Monday, October 14, 2013

A Philosophy of Time


I am an idealist.  I am a stargazer and a dreamer.  And then, I’m pragmatic.  I’m a realist who wants answers.  How do I reconcile artist with scientist?  Each looks at the world and wants something different.  The two are at war within me.  I stare starry eyed at the sunbeams filling my world…until I begin to fidget from the heat. 
            I don’t want to be a realist.
            I want to be an all out dreamer.  I want to fill my head with beauty and wonder.  Instead, I sit and marginalize each minute of my day.  Until the second swell to minutes and the minutes fill the hour and the bell rings for the next class.  And, like so many before me, I fritter away the hours of my day by numbering them and assigning them to tasks. 
            The human mind cannot fathom the possibilities of infinity.  An unending forever is too momentous for even the bravest of minds.  Therefore, we parcel and divide our existence.  Desperately hoping that by sub dividing infinity, we will somehow arrive at a real number.  If we divide and section time, perhaps we can come up with names for each part and a meaning for the whole.  But we don’t.  History repeats itself.  And the Digital Age holds no more meaning then the Stone Age. 

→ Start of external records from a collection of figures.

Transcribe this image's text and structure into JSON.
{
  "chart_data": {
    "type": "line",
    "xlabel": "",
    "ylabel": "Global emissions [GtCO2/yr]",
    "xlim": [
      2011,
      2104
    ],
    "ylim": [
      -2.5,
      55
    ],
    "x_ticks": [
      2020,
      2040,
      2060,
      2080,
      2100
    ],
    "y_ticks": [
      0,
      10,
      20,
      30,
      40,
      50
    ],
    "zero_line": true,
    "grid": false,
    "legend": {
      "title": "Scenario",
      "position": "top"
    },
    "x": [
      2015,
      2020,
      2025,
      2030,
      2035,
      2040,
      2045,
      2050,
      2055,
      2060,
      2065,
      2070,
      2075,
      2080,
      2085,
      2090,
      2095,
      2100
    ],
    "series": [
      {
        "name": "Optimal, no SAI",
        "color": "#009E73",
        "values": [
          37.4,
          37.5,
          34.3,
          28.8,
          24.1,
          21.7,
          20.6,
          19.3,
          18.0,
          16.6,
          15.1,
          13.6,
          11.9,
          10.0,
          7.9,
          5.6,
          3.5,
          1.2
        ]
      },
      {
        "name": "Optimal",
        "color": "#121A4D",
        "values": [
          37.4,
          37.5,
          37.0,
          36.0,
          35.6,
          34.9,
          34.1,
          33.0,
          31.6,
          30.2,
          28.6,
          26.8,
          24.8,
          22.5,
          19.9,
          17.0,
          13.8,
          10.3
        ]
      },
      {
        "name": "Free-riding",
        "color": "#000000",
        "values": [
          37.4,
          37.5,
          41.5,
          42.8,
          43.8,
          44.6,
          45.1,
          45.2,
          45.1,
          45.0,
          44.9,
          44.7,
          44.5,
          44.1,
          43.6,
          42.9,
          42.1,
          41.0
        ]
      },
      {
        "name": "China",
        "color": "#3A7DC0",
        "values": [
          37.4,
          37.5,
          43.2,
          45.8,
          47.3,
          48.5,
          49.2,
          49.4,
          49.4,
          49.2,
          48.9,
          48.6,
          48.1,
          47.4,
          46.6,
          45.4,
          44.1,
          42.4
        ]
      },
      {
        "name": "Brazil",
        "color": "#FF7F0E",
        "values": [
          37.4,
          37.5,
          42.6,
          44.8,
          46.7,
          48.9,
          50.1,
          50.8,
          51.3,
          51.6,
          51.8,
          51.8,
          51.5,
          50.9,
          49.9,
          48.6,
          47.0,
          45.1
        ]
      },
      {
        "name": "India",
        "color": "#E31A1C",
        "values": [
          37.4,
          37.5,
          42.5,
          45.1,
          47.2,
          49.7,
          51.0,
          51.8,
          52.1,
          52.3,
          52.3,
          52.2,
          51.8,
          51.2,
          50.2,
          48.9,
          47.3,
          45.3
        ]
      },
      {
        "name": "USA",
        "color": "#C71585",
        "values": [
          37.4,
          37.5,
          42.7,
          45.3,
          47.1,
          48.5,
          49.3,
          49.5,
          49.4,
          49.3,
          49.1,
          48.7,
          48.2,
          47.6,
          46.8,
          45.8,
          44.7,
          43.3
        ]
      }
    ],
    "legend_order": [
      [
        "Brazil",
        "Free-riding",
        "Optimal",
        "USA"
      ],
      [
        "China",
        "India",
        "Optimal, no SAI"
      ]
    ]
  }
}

            Augustine proposed God outside of time.  And time as the point on which we stand allowing future to filter through us and become past.  But perhaps we build ourselves this peephole—forever looking back on the past and forward to the future.  Or we build ourselves a box that is safe and sound and predictable.  A box that cages us in comfort and reality.  What if God asks us to step outside of the box.  In the end, He pulls us out of time and into eternity with him, but how will it feel when the restraints of time are melted at the throne of God?  Will we feel free from confining captivity?  Or stripped of our only security?  Certainly God is not a safe God. 

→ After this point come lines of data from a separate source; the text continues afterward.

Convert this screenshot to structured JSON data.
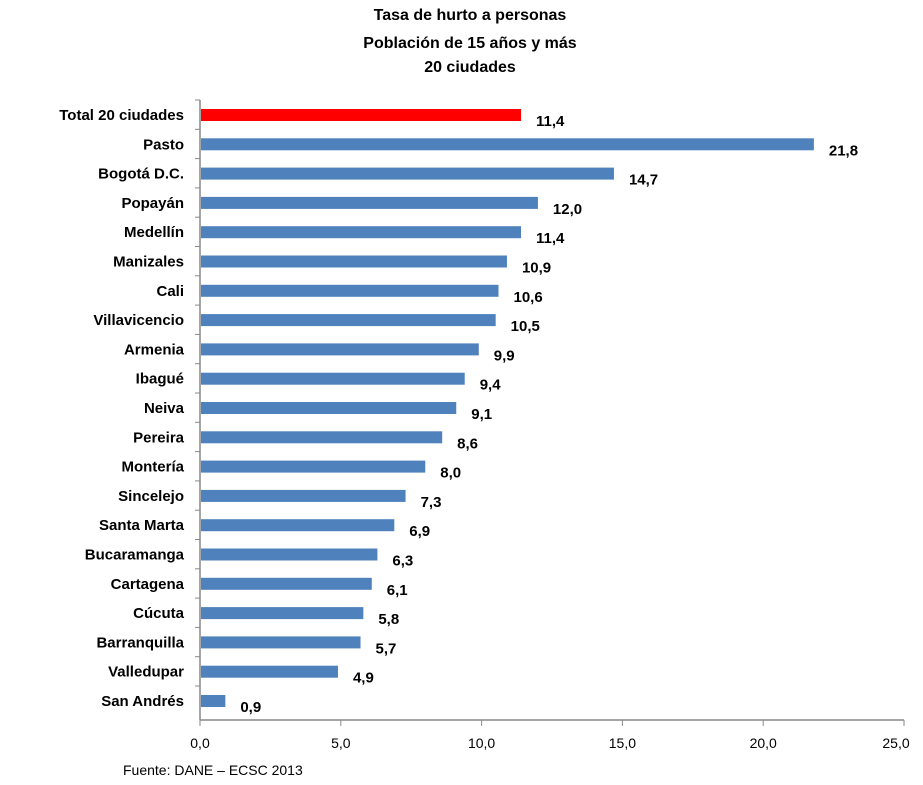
{
  "chart_data": {
    "type": "bar",
    "orientation": "horizontal",
    "title_lines": [
      "Tasa de hurto a personas",
      "Población de 15 años y más",
      "20 ciudades"
    ],
    "categories": [
      "Total 20 ciudades",
      "Pasto",
      "Bogotá D.C.",
      "Popayán",
      "Medellín",
      "Manizales",
      "Cali",
      "Villavicencio",
      "Armenia",
      "Ibagué",
      "Neiva",
      "Pereira",
      "Montería",
      "Sincelejo",
      "Santa Marta",
      "Bucaramanga",
      "Cartagena",
      "Cúcuta",
      "Barranquilla",
      "Valledupar",
      "San Andrés"
    ],
    "values": [
      11.4,
      21.8,
      14.7,
      12.0,
      11.4,
      10.9,
      10.6,
      10.5,
      9.9,
      9.4,
      9.1,
      8.6,
      8.0,
      7.3,
      6.9,
      6.3,
      6.1,
      5.8,
      5.7,
      4.9,
      0.9
    ],
    "value_labels": [
      "11,4",
      "21,8",
      "14,7",
      "12,0",
      "11,4",
      "10,9",
      "10,6",
      "10,5",
      "9,9",
      "9,4",
      "9,1",
      "8,6",
      "8,0",
      "7,3",
      "6,9",
      "6,3",
      "6,1",
      "5,8",
      "5,7",
      "4,9",
      "0,9"
    ],
    "xlim": [
      0,
      25
    ],
    "xticks": [
      0,
      5,
      10,
      15,
      20,
      25
    ],
    "xtick_labels": [
      "0,0",
      "5,0",
      "10,0",
      "15,0",
      "20,0",
      "25,0"
    ],
    "grid": false,
    "colors": {
      "highlight": "#ff0000",
      "default": "#4f81bd",
      "axis": "#888888"
    },
    "highlight_index": 0
  },
  "footer": {
    "source": "Fuente: DANE – ECSC 2013"
  }
}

Perhaps the miracle of Christ should not be imaged as a cross bridging the gap between us and God.  Rather, we should imagine that we are trapped in a box that lies in the middle of the infinite truth of who God is.  God does not call us to cross a gap.  He calls us to roll back the stone and truly live.  No longer dead in our transgressions, but alive in the infinity of Him.  Suddenly, an entire universe is unleashed upon our senses.  It is marvelous to behold.  Incomprehensible and dangerous, but somehow wondrous and beautiful.  While it may feel safer to carry a box over your head, what use is life without the Sun shining over you?